The difficulty of finding NPCs in stardew valley has been a big barrier to my motivation to complete quests. While I understand that the designer expects players to explore the routine of NPCs by approaching them and observing them which adds freshness and the feeling of surprise to the game, the time cost is extremely high. The act of following NPCs into their houses and memorizing their routes are often seen as unproductive since the player could use those time to produce direct economic values: farming, fishing, mining, or even playing with trash can yield something. Thus, when I saw the NPC map mod on Nexus Mods, I did not hesitate at all to add it to my game. Who wouldn’t like to make some quick and easy cash while making more friends at the same time?
The mod, as I now analytically and retrospectively look at my gameplay experience, had two major effects on my imaginary social relationship with the NPCs. Firstly, it largely reduced my satisfaction when receiving hearts and thus devalued my construction of friendship with the NPCs. Originally without the mod, I had to either wait at a location for a whole day waiting for a certain villager to appear (or not, I guess sometimes they just don’t feel like seeing me) or to look up stardew wiki to find out the exact location of one at the exact right time.

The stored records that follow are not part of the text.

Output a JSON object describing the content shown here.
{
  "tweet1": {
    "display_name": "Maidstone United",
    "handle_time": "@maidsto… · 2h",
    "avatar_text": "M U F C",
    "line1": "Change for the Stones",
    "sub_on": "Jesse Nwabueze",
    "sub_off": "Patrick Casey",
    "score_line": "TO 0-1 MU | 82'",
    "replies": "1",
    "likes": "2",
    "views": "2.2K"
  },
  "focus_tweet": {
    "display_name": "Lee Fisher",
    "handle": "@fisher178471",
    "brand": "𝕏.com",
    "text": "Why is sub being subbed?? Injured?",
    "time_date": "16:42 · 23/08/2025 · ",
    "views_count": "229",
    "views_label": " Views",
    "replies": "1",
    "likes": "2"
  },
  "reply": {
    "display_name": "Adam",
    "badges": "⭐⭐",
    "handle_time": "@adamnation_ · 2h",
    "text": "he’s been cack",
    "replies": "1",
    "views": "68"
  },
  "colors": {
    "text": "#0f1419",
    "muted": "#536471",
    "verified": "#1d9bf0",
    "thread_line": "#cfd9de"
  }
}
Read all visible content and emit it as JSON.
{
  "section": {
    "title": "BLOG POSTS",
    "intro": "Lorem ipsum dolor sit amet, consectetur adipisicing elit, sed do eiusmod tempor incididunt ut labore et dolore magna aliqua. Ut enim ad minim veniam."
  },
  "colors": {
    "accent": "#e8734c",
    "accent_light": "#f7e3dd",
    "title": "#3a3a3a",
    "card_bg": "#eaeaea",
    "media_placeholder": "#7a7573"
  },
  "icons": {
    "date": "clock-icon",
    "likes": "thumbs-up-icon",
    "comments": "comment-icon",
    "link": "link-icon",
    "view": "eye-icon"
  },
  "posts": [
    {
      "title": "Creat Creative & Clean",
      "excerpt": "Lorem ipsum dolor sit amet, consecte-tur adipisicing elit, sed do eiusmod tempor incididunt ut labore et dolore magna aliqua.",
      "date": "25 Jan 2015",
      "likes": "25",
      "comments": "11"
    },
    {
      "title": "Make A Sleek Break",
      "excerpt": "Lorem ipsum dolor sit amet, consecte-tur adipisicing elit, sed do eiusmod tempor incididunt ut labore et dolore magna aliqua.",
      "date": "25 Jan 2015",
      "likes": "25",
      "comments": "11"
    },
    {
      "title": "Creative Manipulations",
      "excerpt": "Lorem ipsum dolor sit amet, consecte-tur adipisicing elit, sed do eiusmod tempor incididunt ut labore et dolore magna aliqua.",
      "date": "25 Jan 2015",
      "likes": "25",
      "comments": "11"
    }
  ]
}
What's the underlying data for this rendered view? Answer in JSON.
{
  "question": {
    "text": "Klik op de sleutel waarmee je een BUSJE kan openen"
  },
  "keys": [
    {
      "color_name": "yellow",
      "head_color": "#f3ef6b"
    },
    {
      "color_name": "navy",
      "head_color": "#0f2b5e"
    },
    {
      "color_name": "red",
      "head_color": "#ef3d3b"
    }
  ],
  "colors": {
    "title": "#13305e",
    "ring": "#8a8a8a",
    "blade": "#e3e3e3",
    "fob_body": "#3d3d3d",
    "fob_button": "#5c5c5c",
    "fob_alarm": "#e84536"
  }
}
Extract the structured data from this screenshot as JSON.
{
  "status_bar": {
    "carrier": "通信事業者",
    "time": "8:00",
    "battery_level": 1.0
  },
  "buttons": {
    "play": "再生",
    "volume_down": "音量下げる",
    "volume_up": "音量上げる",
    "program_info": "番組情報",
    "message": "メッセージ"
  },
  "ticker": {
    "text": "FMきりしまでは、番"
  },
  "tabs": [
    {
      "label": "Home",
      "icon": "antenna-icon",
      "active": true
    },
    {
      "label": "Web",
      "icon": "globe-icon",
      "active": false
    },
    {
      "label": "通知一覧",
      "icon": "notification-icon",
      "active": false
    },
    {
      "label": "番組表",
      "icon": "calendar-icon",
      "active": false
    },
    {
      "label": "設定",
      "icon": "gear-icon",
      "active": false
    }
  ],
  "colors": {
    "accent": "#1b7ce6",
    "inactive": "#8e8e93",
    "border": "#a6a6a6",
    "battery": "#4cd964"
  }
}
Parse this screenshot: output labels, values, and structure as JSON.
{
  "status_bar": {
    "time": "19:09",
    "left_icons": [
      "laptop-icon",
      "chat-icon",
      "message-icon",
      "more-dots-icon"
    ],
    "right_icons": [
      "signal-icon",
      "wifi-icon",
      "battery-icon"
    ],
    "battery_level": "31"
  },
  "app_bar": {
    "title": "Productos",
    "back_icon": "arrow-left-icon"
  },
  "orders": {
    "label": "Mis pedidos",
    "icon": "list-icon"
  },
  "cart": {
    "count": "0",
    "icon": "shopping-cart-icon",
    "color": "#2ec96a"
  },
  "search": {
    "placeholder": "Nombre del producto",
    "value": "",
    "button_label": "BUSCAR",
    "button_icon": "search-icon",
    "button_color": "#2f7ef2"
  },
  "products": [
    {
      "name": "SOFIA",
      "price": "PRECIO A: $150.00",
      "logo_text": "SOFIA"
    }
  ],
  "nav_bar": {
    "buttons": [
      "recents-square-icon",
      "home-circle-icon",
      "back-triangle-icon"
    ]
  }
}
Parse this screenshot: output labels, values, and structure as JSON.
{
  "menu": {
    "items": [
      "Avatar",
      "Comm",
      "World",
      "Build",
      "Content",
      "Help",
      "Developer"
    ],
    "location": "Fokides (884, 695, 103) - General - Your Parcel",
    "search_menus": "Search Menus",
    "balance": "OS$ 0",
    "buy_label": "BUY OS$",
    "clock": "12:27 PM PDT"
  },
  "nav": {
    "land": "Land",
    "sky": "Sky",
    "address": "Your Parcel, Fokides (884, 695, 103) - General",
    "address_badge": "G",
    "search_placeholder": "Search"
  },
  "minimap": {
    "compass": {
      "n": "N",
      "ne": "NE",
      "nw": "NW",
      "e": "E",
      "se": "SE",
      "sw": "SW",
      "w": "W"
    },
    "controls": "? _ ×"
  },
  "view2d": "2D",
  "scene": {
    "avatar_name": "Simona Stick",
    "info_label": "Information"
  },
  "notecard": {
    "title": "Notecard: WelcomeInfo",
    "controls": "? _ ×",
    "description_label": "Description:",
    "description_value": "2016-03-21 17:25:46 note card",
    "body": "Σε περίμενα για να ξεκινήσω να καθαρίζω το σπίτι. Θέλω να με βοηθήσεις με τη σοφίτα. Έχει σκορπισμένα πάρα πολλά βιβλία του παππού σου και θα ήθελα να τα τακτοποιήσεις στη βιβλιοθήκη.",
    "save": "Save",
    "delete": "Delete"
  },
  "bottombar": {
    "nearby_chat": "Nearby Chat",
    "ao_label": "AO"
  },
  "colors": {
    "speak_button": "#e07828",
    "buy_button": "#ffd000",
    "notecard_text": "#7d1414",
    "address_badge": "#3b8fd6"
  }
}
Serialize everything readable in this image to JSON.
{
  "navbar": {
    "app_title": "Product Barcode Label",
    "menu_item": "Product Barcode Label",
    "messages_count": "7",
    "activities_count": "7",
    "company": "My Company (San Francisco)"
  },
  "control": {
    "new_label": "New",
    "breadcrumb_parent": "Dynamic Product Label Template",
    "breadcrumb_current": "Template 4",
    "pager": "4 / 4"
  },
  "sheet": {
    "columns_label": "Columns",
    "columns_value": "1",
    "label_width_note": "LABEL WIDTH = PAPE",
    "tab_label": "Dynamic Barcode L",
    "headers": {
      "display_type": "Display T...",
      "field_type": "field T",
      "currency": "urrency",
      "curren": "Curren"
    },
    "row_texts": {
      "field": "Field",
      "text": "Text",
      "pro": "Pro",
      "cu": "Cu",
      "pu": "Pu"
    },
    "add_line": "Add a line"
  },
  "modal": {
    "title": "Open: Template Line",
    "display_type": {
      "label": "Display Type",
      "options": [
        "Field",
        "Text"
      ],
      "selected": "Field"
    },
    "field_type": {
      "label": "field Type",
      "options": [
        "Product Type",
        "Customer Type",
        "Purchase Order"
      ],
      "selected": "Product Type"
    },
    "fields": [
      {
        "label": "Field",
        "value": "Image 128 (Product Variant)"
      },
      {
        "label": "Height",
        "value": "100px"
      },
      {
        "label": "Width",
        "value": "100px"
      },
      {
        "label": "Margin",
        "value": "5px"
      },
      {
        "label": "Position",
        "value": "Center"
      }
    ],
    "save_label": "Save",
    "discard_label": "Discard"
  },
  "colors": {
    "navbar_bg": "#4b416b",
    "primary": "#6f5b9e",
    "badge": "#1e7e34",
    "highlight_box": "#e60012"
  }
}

Both of these actions cost a lot of effort and time, but the pleasure of finally finding the NPC and delivering the right item to them was definitely rewarding. It is rewarding because of the time and energy I spent looking for the NPC. It is also through this experience that I was able to implicitly know more about each character, about where they would like to hover around and who they like to stay together with. If we abandon our purely economic lens, looking for NPCs is productive in the sense that the player is able to discover the hidden narrative in the game as well as to establish a virtual social bonding. Yet as soon as I start using the mod, the pleasure, as well as the value of friendship, has gone. I was able to so quickly complete the quests that I could easily make friends with almost anyone in the village with the hearts gained. I was making friends, but I was also losing friends because I did not procedurally go through the process of observation and thus, I know nothing about my new friends. Then, are they still friends at all? I guess no.
Secondly, the mod further symbolizes the NPCs into simple gift takers and quest rewards and dehumanizes them in a way that their personality, mood, and emotive features were left unexplored and thus, deprived of. When I was thinking about which NPC to visit and where to go, the location is always associated with some specific features of the character. For example, I could find Eliott standing by the sea at night sometimes which indicated his interest in fishing and boating. Yet the map helped me skip the process of logically connecting the location to the character, and I just went wherever the NPCs were on the map graphically. It prevented me from immersing myself in the situational and emotional context of the NPCs, which make the NPCs no longer affective agents but mere graphical symbols with rewards.